Brown Kristian L, El-Amm Jose M, Doshi Mona D, Singh Atul, Morawski Katherina, Cincotta Elizabeth, Siddiqui Firdous, Losanoff Julian E, West Miguel S, Gruber Scott A
Section of Transplant Surgery, Department of Surgery, Wayne State University School of Medicine, Detroit, MI 48201, USA.
Am J Surg. 2008 Mar;195(3):298-302; discussion 302-3. doi: 10.1016/j.amjsurg.2007.12.005.
Prior studies have yielded conflicting results concerning the impact of HCV on renal transplant outcomes.
We examined outcomes in comparable groups of predominantly African American hepatitis C virus (HCV)-positive (n = 34) and HCV-negative (n = 111) kidney transplant patients receiving contemporary immunosuppression.

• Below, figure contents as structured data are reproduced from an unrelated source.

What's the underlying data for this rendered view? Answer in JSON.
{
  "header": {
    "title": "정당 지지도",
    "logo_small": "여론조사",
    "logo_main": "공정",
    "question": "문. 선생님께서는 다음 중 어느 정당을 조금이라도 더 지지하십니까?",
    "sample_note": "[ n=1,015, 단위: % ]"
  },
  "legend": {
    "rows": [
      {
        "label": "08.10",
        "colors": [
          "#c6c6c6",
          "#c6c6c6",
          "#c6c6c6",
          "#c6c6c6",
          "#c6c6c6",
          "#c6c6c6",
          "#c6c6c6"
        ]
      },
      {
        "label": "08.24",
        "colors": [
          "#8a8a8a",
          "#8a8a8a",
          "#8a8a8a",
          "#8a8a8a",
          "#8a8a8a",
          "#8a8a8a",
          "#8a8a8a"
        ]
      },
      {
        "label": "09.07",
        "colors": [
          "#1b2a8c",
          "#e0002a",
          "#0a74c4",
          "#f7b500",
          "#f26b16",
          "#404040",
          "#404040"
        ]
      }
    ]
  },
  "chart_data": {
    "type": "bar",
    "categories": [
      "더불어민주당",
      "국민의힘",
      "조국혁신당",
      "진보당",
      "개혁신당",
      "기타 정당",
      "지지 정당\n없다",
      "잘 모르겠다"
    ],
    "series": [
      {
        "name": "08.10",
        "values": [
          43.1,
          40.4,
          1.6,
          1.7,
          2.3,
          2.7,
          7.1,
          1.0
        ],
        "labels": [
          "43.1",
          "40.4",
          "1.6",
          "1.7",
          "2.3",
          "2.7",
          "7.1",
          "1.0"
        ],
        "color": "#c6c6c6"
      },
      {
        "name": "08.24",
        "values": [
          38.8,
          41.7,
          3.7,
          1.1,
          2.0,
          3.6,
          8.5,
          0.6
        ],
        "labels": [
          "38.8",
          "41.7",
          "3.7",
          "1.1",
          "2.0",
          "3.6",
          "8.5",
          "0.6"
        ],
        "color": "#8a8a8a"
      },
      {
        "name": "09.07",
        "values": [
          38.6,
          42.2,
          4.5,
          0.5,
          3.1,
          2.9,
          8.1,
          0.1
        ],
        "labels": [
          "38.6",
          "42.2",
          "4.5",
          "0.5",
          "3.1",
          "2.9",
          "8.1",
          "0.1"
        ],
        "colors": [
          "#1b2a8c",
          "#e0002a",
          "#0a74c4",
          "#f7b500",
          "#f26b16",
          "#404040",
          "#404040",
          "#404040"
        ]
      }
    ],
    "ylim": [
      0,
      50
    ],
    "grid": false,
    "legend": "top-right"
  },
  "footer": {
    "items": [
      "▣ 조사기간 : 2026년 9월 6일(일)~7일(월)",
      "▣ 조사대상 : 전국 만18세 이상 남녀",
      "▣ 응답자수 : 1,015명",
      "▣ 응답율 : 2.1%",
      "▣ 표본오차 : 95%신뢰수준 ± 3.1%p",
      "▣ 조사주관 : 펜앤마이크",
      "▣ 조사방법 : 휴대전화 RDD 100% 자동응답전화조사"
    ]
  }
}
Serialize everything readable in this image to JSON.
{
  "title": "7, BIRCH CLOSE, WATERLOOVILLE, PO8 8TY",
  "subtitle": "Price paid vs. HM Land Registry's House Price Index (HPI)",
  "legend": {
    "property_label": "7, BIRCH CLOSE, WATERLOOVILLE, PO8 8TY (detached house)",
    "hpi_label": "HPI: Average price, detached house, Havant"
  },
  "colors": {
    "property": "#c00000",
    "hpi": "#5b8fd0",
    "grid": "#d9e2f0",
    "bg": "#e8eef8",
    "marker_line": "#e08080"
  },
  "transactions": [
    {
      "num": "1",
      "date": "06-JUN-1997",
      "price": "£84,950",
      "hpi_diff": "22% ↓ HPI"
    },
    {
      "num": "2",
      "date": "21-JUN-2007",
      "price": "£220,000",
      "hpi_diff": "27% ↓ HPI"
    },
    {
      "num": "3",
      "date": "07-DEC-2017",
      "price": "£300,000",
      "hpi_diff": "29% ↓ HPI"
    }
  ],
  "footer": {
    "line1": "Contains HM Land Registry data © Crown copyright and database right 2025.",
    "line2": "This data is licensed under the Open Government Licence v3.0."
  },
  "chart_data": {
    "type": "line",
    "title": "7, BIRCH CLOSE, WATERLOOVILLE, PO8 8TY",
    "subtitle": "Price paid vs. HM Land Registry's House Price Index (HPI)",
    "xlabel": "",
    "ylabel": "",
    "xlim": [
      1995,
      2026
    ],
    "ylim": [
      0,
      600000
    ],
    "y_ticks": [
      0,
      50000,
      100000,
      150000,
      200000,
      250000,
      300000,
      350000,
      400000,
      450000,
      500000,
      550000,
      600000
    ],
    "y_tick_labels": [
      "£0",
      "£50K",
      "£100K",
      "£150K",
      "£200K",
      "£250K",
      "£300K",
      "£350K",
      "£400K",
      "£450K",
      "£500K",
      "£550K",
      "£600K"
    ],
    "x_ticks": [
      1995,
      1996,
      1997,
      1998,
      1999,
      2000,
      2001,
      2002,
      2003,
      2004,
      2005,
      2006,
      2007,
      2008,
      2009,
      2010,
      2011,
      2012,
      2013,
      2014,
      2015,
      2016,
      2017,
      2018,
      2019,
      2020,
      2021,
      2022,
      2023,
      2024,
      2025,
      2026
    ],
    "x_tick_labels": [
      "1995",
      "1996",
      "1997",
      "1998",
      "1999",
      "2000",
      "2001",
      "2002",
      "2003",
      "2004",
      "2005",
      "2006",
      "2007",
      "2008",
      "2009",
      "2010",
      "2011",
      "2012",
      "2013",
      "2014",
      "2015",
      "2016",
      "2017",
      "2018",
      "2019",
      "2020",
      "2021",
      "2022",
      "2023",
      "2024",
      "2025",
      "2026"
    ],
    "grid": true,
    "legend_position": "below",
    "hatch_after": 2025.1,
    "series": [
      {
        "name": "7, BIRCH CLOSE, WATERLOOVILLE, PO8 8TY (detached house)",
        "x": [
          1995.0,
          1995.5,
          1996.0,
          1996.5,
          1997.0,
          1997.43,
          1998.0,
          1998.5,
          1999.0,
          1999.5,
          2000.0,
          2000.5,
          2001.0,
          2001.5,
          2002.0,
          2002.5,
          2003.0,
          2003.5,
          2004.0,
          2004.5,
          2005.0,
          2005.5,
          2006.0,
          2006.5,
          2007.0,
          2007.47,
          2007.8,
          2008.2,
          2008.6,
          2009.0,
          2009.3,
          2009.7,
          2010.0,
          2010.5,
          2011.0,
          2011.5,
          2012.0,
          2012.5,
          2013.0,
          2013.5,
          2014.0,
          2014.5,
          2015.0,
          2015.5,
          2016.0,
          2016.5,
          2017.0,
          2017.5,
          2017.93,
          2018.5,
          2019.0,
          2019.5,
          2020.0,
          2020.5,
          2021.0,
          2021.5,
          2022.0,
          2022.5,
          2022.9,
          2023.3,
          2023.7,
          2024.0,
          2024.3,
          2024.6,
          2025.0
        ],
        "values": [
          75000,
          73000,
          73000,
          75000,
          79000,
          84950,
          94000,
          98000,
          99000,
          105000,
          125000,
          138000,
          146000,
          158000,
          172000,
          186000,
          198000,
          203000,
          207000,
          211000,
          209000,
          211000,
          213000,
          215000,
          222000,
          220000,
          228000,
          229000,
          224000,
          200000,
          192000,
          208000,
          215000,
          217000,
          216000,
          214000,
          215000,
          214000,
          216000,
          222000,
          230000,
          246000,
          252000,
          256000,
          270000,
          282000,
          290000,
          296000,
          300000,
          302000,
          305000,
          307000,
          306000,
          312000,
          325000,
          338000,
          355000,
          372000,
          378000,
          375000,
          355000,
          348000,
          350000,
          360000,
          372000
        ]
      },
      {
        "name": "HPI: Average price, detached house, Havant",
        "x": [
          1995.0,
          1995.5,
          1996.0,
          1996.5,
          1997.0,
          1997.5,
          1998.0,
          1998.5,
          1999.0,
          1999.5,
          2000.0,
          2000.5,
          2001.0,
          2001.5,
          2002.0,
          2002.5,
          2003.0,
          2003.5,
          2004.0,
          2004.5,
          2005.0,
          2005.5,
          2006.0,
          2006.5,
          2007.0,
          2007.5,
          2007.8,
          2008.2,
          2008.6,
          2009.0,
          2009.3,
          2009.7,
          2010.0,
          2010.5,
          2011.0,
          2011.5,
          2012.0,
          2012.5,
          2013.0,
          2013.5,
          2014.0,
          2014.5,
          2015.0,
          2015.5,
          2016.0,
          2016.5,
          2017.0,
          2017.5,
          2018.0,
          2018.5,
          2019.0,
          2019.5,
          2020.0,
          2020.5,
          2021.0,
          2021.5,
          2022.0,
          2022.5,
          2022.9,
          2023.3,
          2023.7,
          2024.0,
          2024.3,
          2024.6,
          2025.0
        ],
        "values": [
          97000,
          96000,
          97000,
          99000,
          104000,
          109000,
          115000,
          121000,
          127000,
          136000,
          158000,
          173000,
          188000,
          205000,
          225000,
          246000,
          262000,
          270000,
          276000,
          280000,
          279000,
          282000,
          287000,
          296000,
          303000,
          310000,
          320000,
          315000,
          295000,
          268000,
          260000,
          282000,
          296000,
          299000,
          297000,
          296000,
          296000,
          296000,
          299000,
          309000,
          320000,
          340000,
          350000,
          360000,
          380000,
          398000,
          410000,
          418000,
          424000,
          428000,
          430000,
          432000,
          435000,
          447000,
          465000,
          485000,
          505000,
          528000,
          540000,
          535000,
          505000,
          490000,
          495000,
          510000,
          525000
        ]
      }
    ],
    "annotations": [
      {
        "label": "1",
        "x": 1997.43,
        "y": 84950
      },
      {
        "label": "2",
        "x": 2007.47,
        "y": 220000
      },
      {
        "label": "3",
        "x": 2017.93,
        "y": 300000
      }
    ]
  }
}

There was no difference in patient survival or acute rejection, but new-onset diabetes (NODM) was increased and graft survival decreased in the HCV-positive group, with increased graft loss secondary to noncompliance and Type I MPGN. The incidence of NODM among patients undergoing early corticosteroid withdrawal was 11% in both groups, while among those on prednisone, it was 47% in HCV-positive versus 25% in HCV-negative recipients.
Deceased-donor HCV-positive renal allograft recipients have equivalent patient but decreased graft survival. Noncompliance and Type I MPGN play a role in producing this negative effect on graft outcome. Steroids may be required for HCV to exert its diabetogenicity in kidney transplant patients.